Giorgia Meloni è convinta che ci siano i margini per convincere Donald Trump a ritirare la minaccia dei dazi al 30%. Assicura di lavorare “assieme agli altri leader” e in “costante contatto con la Commissione Ue”. La presidente del Consiglio ha infatti sempre sostenuto che il 10% sarebbe “sostenibile”. E il ministro dell’Economia Giancarlo Giorgetti sottolinea che quella soglia era “ragionevole” e “non si può andare molto lontano da questo numero, altrimenti diventa insostenibile”.
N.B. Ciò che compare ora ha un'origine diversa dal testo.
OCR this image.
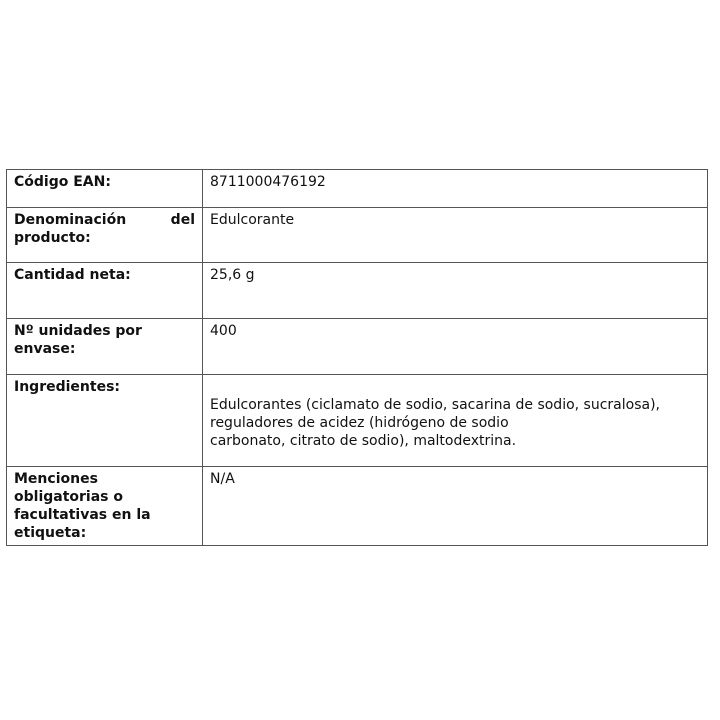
Código EAN:	8711000476192

Denominación del
producto:	Edulcorante
Cantidad neta:	25,6 g

Nº unidades por
envase:	400
Ingredientes:	Edulcorantes (ciclamato de sodio, sacarina de sodio, sucralosa),
reguladores de acidez (hidrógeno de sodio
carbonato, citrato de sodio), maltodextrina.

Menciones
obligatorias o
facultativas en la
etiqueta:	N/A
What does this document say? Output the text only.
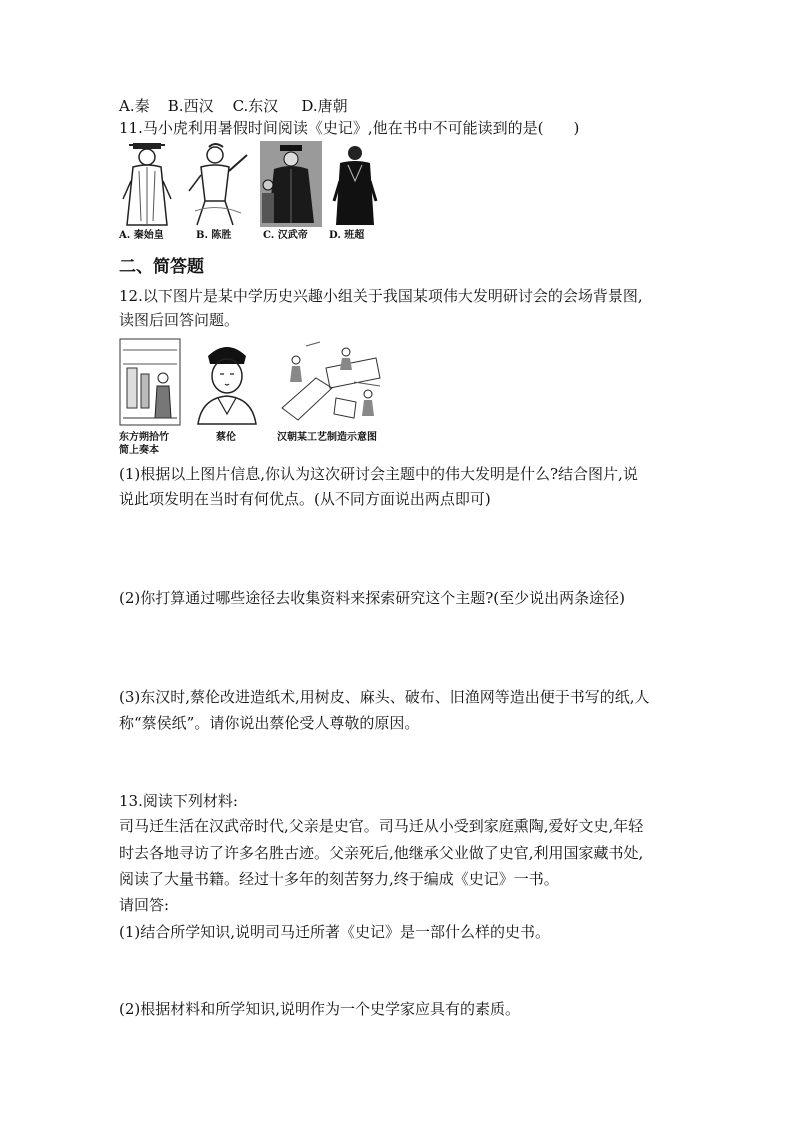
A.秦 B.西汉 C.东汉 D.唐朝
11.马小虎利用暑假时间阅读《史记》,他在书中不可能读到的是(　　)
A. 秦始皇	B. 陈胜	C. 汉武帝 D. 班超
二、简答题
12.以下图片是某中学历史兴趣小组关于我国某项伟大发明研讨会的会场背景图,
读图后回答问题。
东方朔拾竹
简上奏本
蔡伦	汉朝某工艺制造示意图
(1)根据以上图片信息,你认为这次研讨会主题中的伟大发明是什么?结合图片,说
说此项发明在当时有何优点。(从不同方面说出两点即可)
(2)你打算通过哪些途径去收集资料来探索研究这个主题?(至少说出两条途径)
(3)东汉时,蔡伦改进造纸术,用树皮、麻头、破布、旧渔网等造出便于书写的纸,人
称“蔡侯纸”。请你说出蔡伦受人尊敬的原因。
13.阅读下列材料:
司马迁生活在汉武帝时代,父亲是史官。司马迁从小受到家庭熏陶,爱好文史,年轻
时去各地寻访了许多名胜古迹。父亲死后,他继承父业做了史官,利用国家藏书处,
阅读了大量书籍。经过十多年的刻苦努力,终于编成《史记》一书。
请回答:
(1)结合所学知识,说明司马迁所著《史记》是一部什么样的史书。
(2)根据材料和所学知识,说明作为一个史学家应具有的素质。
È la Commissione Ue a guidare i negoziati sui dazi, ma Roma sta cercando di giocare un ruolo non secondario. E Meloni sa che in questo caso un lancio fallimentare costerebbe alle imprese ricadute per miliardi, con inevitabili effetti occupazionali. Non manca il lavoro di analisi di intelligence e diplomazia nella partita sulle tariffe commerciali, un dossier su cui Meloni nei mesi scorsi si è proposta nel ruolo di “pontiere”. Il braccio di ferro transatlantico è oggi però in una fase critica.
Per Meloni sono giorni di contatti continui, ricevendo a Palazzo Chigi il nuovo cancelliere austriaco Christian Stocker il quale ha ribadito che entro il primo agosto va raggiunto un accordo “vantaggioso per tutti” e va scongiurata “in ogni modo una guerra commerciale fra le due sponde dell’Atlantico”, con l’obiettivo di “rafforzare l’Occidente nel suo complesso”.
Il metodo negoziale su cui si ragiona nel governo è un accordo di principio da trovare subito, per poi procedere con trattative specifiche sui singoli settori. E lo scenario ideale sarebbe un riequilibrio della bilancia commerciale tra beni (l’Ue ha un surplus) e servizi (il surplus è degli Usa). “È troppo importante arrivare a un ragionevole compromesso – ha sottolineato Giorgetti –. Bisogna negoziare senza stancarsi, senza cedere di nemmeno un centimetro”.
La linea di Palazzo Chigi resta quella di evitare di “polarizzare” la dialettica in questa fase del negoziato.